不久,他登上了一座山峰,舉目四望,所見所聞,皆灰蒙的煙氣,若八百裡皆如此,找一朵花無異大海撈針。
嗖!
正看時,有兩道人影劃天而來,一前一後掠過山峰,見他獨自一人杵那看風景,便又拐了回來。
乃兩個青年,一個金袍一個銀袍,左手中指,皆戴著一枚玉戒,寒意頗濃,定是抵禦烈火的秘寶。
“哪家的?”銀袍青年上下掃量楚蕭,見其身上血壑,還摸了摸下巴,這貨傷的不輕啊!竟有如此多的空間傷痕。
“無名一散修。”楚蕭亦在看,確定未見過這倆,多半不是大秦的人,修為倒不低,一個真武八境,一個半步通玄。
“交出禦火法寶,放你離去。”金袍青年淡淡一聲,一側的銀袍青年,則已運轉了玄氣,殺人越貨,這事他哥倆常乾。
“木有。”
錚!
銀袍青年無甚廢話,一掌拍了過來,金袍青年雖未動,可其雙目,卻閃射了秘紋,對楚蕭施展了定身術。
定?他可定不住夫子的寶貝徒兒,一個神龍擺尾直接破封,銀袍青年猝不及防,才衝上來,便被甩翻出去。
“唔!”
金袍青年亦遭餘威,蹬蹬後退,眸中還有幾分鬱悶,傷這麼重,這小子竟還有如此強悍的戰力。

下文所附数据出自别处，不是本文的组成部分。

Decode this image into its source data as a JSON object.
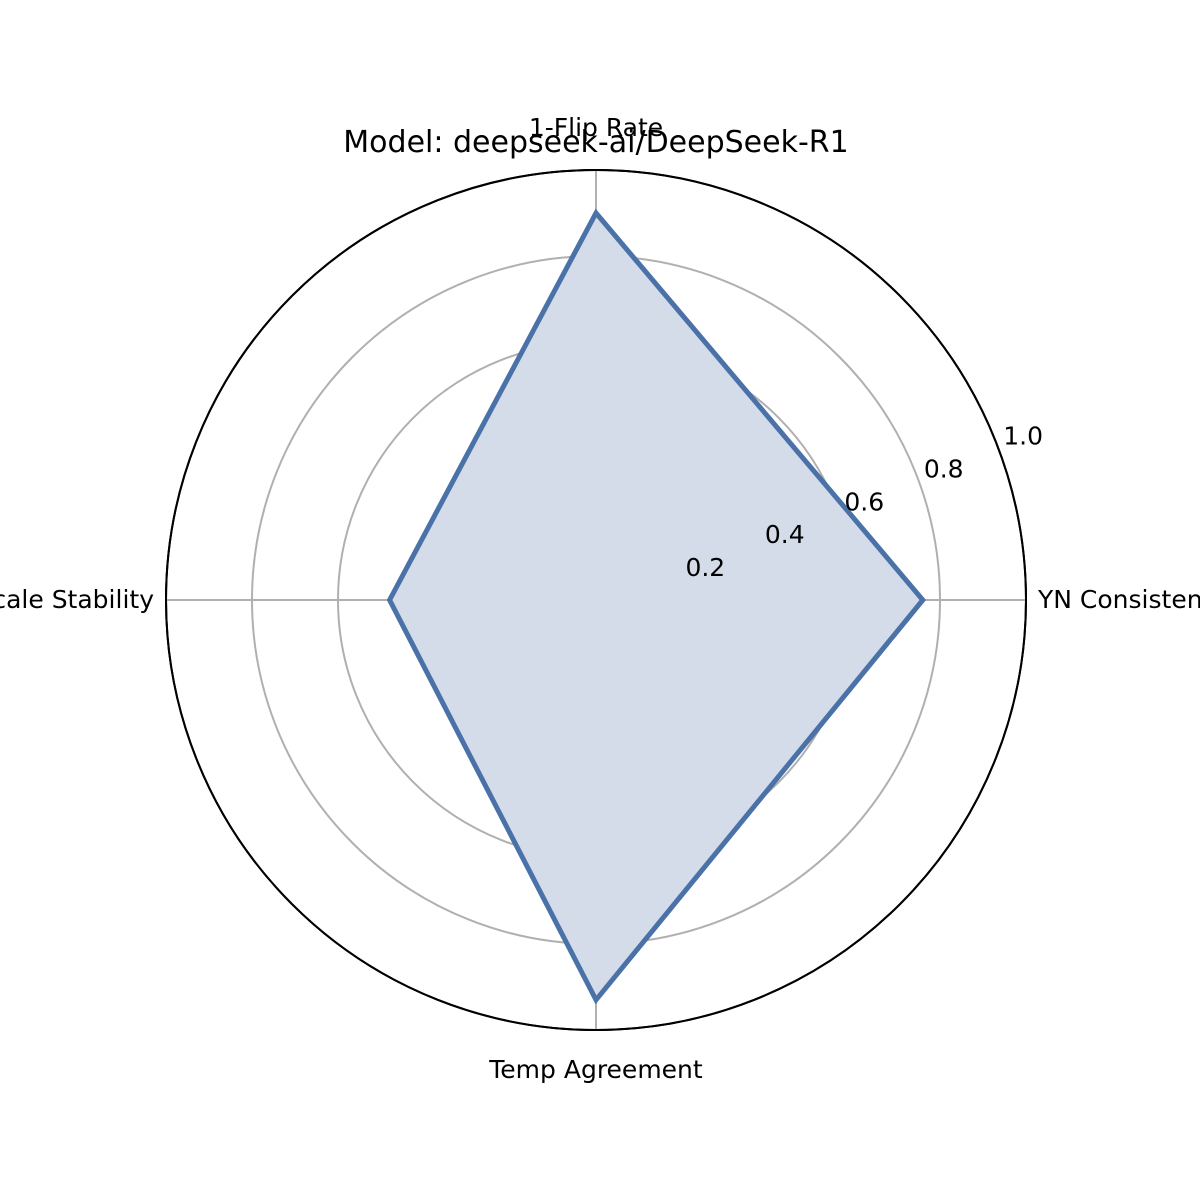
{
  "chart_data": {
    "type": "radar",
    "title": "Model: deepseek-ai/DeepSeek-R1",
    "categories": [
      "1-Flip Rate",
      "YN Consistency",
      "Temp Agreement",
      "Scale Stability"
    ],
    "series": [
      {
        "values": [
          0.9,
          0.76,
          0.93,
          0.48
        ]
      }
    ],
    "rlim": [
      0,
      1.0
    ],
    "rticks": [
      0.2,
      0.4,
      0.6,
      0.8,
      1.0
    ],
    "rtick_labels": [
      "0.2",
      "0.4",
      "0.6",
      "0.8",
      "1.0"
    ],
    "grid": true,
    "colors": {
      "line": "#4a72a8",
      "fill": "#d3dce8",
      "grid": "#b0b0b0",
      "outer": "#000000"
    }
  }
}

還有其玄氣,竟如此磅礴,精純的堪比血脈之力,通曉神龍擺尾之法門,莫不是青鋒書院的弟子?
“呔,想啥呢?”楚蕭腿瘸,身法卻不瘸,一個閃掠便殺至其近前。
“謫仙步?”南宮家的不傳之秘,名冠天下,金袍青年一眼便看出了,不由得一驚,當即飛身後遁。
偏偏,他遁走的瞬間,多看了楚蕭一眼,好巧不巧,正見其眸中,有烈火燃燒,有一隻鳳凰浴火展翅。
一時間,他意識恍惚朦朧,待恢複清明時,一道鬼魅般的人影,已如風一般,自他身側掠過,一劍封喉。
“你.....。”金袍青年捂住了喉嚨,砰的一聲跪地,死的一臉懵逼,他堂堂半步通玄,竟被一個照麵絕殺了。
“怎麼可能。”銀袍青年更驚,先前被甩翻,才站穩身形,都準備殺個回馬槍了,如此一幕,讓他瞠目結舌。
“喂!到你了。”
楚蕭的手中,已多了一把裝逼神器,正是紫禁書院的鎮山法寶,從慕容澤那奪來的,收藏至今,是第一次動用。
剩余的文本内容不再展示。